Monday, January 3, 2011

Some Large Bettors Say No To Santa Anita

I received an email Saturday night around 10. It was from an acquaintance on the left coast who is more than likely one of the largest individual bettors in North America (one never knows for sure because they are notoriously quiet) asking me to ring him. I had not spoken to him for over six months, so we had plenty to chat about. The conversation at one point was about the California takeout hike and the loss of betting handles there since the meet began. I called him today and asked if I could write up some of our conversation, and he said yes.

"They really have no clue the damage they have done to the gambling customer there, do they?" was the immediate response.

This bettor told me that he has not played a cent into the track this meet.

"I have not even watched a race - actually no, I have watched two races because friends owned the horses in them but that is it."

He went on to relay that people in his craft (he has been betting for a living since he was 18 years old and other than owning horses, makes all his money from the races) are equally annoyed with the sports direction in the golden state. As you might not know, larger bettors tend to know each other, are friendly, and (a good book on people who bet for a living and their relationships is here if interested) share views.

"Out of the guys who I have told you about before, two are just dabbling nickels and dimes at Santa Anita, one is betting much less, I have stopped cold turkey along with another. The last guy is looking for a new circuit to bet and tells me he has been studying for that. It's unlikely he'll come back, unless something changes there. The ones who are still betting obviously operate on very thin margins so if they see their day to day results dropping [e.g. with the higher takeout], I'm sure they'll quit and just go for carryover pools and I'm pretty confident that will be the end result."

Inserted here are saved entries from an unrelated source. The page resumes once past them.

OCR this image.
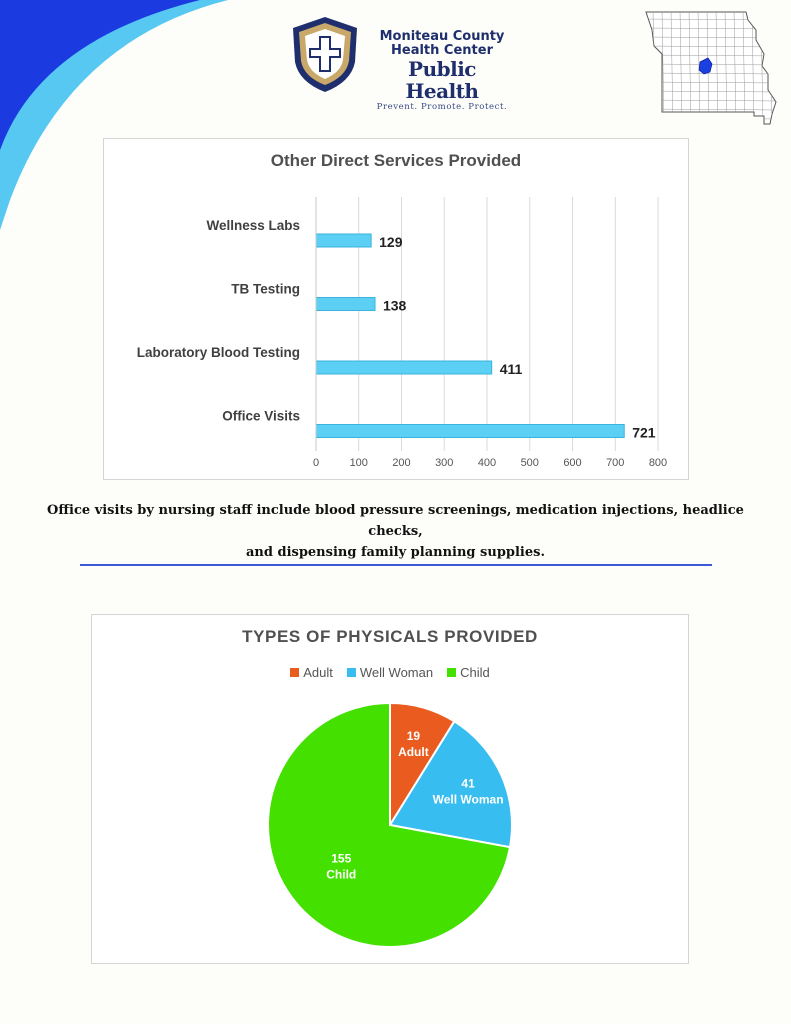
Moniteau County
Health Center
Public Health
Prevent. Promote. Protect.
Other Direct Services Provided
0	100 200 300 400 500 600 700 800
Wellness Labs
129
TB Testing
138
Laboratory Blood Testing
411
Office Visits
721
Office visits by nursing staff include blood pressure screenings, medication injections, headlice checks,
and dispensing family planning supplies.
TYPES OF PHYSICALS PROVIDED
Adult Well Woman Child
19
Adult
41
Well Woman
155
Child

It is always difficult to estimate what's a "nickel and a dime" to large bettors like this, and it is not proper etiquette to ask, but from knowing the culture for many years, I would submit it is somewhere around $2000 to $4000 per day. Estimating the yearly betting volume from these individual bettors is also hard to guesstimate, but somewhere from $4M per annum to $10M or $12M each is probably a good guess. It is extremely stressful to bet any more than that as an individual bettor and stay on top of things.

As for him, racing not only in California is bothering him - although he calls the takeout hike enacted by the CHRB there "pure insanity" and it is the reason he is not betting - it is the whole industry structure. He believes when a track exec here speaks, they don't speak his language; they might as well be talking to him in Swahili.

"There are some circuits I bet, certainly, but more and more I wonder what to do. Hong Kong is something I am looking into. Big pools, nice horses and proper takeout where I might be able to make 2 or 3 points if I work hard. They [management] seem to know what they are doing there, but it is a lifestyle change as I would have to live there, and it might take me six months of studying to prepare, so I don't know."

You can tell a lot about the health of a gambling game by looking at how many pros there are. In poker there are hundreds of thousands and they promote that game for them. In sports betting there are many thousands. At those gambling games, takeout hikes do not, nor ever have existed. Your neighborhood bookie in 1920 knew when juice goes up, players do not play because you tap them out, so at the grassroots level (minus any fancy degrees, just pocketbook smarts) they have maximized revenue by maximizing customer satisfaction and turnover. The rake on sports betting is the same (or lower) today than it was a hundred years ago. In horse betting there are very few pros (some estimates say "250" full time players who have stuck with it, not just done it for a year or two, or "think" they are winners), and that says a lot. As time goes on, the number seems to be shrinking, and that is no good for anyone.

Whatever the case, it seems that the early results at Santa Anita are not a mirage, or an aberration, or just due to "whiny $2 bettors". They reflect a systemic problem that needs to be addressed. A change to 4 days a week at SA where year over year comparisons might look better, double carryover days like today making things look not as horrible (carryovers are takeout reductions, which is maddeningly ironic), or headlines saying everything is fine might make us feel good, but feeling good doesn't pay the bills.

3 comments:

Anonymous said...

Thanks for doing the post on something we rarely get to see or read. In poker I know who the people are,in horse racing we don't.

roger said...

Yes. it is somethng we usually just read in books. Horse bettors are very quiet most times and they leave. It's nice to hear some input from the "other side of the fence"

Roger

Anonymous said...

Isn't a nickel $500 and a dime $1,000 in gambling lingo??